Thursday, March 30, 2017

Lesson #261: Leadership 101--Narrow Your Say-Do Gap



I recently was in a client’s office and they had an interesting collage of words and images hung on their wall, trying to summarize the culture they wanted to create for their employees.  One section stood out to me, it said, “Narrow Your Say-Do Gap” next to the word “Commitment”.  Not only did I think that was a great way to manage your team’s expectations by, it must be working, as the company has a “love affair” with their leadership team, as evidenced by their employees long tenure with the company and the very high reviews of their CEO on Glassdoor.  There are some juicy nuggets in here, that we can all learn from in trying to be good leaders with a narrow Say-Do Gap.

WHAT IS THE SAY-DO GAP?

Let’s first define the Say-Do Gap, so we know exactly what we are trying to narrow.  Just as the name suggests, as a good leader and fellow employee, it is important that you “practice what you preach”.  If you tell your team you are going to do something, DO IT!!  The better you follow through on your stated promises with visible actions, the narrower your Say-Do Gap.

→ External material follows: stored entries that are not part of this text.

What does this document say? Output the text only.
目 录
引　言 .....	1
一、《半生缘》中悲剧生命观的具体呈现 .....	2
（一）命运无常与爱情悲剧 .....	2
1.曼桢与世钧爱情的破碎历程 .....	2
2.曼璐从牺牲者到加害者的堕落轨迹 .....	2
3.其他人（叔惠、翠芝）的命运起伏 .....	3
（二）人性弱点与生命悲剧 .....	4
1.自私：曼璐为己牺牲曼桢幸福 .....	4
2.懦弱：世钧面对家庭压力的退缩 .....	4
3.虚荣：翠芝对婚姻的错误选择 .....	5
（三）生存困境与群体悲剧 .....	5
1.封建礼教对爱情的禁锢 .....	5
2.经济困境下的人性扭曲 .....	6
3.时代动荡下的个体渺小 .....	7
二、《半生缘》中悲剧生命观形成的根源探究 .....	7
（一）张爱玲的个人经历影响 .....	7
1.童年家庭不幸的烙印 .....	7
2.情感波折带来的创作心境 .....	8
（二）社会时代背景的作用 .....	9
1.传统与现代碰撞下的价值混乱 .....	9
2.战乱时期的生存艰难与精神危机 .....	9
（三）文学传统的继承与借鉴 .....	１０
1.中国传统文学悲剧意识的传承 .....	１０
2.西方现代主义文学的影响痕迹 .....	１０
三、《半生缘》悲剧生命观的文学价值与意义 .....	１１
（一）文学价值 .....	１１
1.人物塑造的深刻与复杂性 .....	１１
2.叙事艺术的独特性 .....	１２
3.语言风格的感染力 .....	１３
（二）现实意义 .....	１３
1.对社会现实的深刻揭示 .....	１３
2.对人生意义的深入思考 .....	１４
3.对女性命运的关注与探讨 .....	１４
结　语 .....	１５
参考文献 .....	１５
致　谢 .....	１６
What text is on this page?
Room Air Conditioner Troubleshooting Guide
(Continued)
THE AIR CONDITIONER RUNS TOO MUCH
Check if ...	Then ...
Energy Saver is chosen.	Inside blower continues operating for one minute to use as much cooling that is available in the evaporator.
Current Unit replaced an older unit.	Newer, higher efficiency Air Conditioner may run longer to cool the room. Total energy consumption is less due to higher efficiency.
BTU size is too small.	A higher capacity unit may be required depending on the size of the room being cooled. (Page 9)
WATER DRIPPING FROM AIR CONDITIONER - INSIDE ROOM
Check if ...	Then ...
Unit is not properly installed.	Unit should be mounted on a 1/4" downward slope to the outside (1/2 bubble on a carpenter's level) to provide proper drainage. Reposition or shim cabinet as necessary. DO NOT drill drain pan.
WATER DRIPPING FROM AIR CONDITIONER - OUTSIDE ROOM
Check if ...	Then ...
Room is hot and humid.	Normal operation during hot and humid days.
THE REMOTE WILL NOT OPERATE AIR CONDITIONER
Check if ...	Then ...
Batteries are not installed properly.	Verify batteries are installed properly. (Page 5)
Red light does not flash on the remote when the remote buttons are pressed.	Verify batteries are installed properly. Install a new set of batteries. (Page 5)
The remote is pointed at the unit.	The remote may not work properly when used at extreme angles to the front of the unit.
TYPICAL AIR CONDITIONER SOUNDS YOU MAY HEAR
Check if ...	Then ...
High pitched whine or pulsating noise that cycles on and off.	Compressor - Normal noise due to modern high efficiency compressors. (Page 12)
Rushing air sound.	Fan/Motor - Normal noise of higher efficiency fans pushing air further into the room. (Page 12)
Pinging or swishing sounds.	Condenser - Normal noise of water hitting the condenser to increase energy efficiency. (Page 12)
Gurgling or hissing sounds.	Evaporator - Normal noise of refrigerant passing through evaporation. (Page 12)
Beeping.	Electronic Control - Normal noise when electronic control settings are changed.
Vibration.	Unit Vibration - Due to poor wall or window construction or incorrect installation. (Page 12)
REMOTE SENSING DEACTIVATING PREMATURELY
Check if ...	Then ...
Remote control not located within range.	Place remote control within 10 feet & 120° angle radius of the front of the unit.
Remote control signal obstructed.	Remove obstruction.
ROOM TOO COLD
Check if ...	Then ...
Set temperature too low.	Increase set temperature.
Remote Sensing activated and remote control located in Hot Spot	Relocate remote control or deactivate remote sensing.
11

WHY A WIDE SAY-DO GAP IS BAD?

A lot of bad managers may give lip service to saying they are going to do something, and never follow through.  And, all that does is irritate everyone in the office that was relying on that project to get completed.   While at the same time, delivers a deadly blow to your credibility as a leader.  If your employees can’t trust you to honor your word, they will never remain loyal to you.  Companies with a wide Say-Do Gap typically have a very poor morale in the office and experience high levels of employee turnover, as employees become disgruntled by mismanagement of unrealized expectations.

A WIDE-GAP CASE STUDY

I have been exposed to a lot of poor leaders, during my work at Red Rocket.  The relationship with that CEO typically starts out fine.  They say they have a problem they want to fix, and they are committed to doing whatever is necessary to fix the problem (e.g., capital investment, new incentives, new hires).  But, after the project starts and recommendations are made, when it is time to pull the trigger they never follow through.  And, worse yet, they say they are working on it, but really have no intention of actually doing it.

Maybe they are concerned about the resulting dilution to their ownership that would come from a financing or new stock option plan, or maybe they are debt averse, or maybe they just don’t agree with their team’s recommendations and prefer to avoid conflict.  Whatever the reason, they get the “engines of change” up and running, which gets their team excited.  But, then when push comes to shove: no actions are taken, and their entire team ends up disappointed in the process.

A NARROW-GAP CASE STUDY

On the flipside, let’s remember my case study from my time at iExplore, right after 9/11/01 with the travel business imploding in the wake of terrorism.  I was always honest with my team, both in good times and bad times of the company.  And, I always followed through on any promises I had made to the team over time.  If I told them we were going to raise new capital, we did.  If I said we would sign a new partnership, we did.  And, that history of a narrow Say-Do Gap between 1999-2001, gained me the trust of our team over time and earned me what would become much needed “trust me capital” when we crap hit the fan on September 11th.

More specifically, iExplore should have gone out of business.  Revenues stopped coming in, as people stopped traveling.  We had a large burn rate carrying a staff of 35 employees.  And, our investors went running for the hills.  So, when I had to terminate all employees, and ask 12 of them to volunteer their time for three months, on the hopes of me raising a new round of capital and getting their volunteered back-pay funded at that time, that would have been a monumental ask of most employees in most any other company.  But, our team was passionate about our business and they trusted me to follow through.  Which I did, getting a new funding round closed in January 2002 and all their earned pay from their volunteered fourth quarter of 2001 repaid in full, at that time.

The point here is not how we saved the company.  The point here is I would have never been given the opportunity to save the company by my team, if I had anything other than a narrow Say-Do Gap in the two years leading up to that event.  Trust matters in being a good leader, perhaps more than anything else, especially when things start to go wrong, and you need your team the most.

WHAT DOES THIS MEAN FOR YOU?

Do a critical assessment of yourself.  How many times do you promise to do something?  And, compare that to how many times you actually followed through?  If that answer is close to a 100% follow-through rate, you are a “Narrow Say-Do Gap Jedi Master”.  But, the closer you get to 80%, or God forbid 50%, the damage you are doing to your leadership credibility may be too insurmountable to overcome.  Don’t let this be you.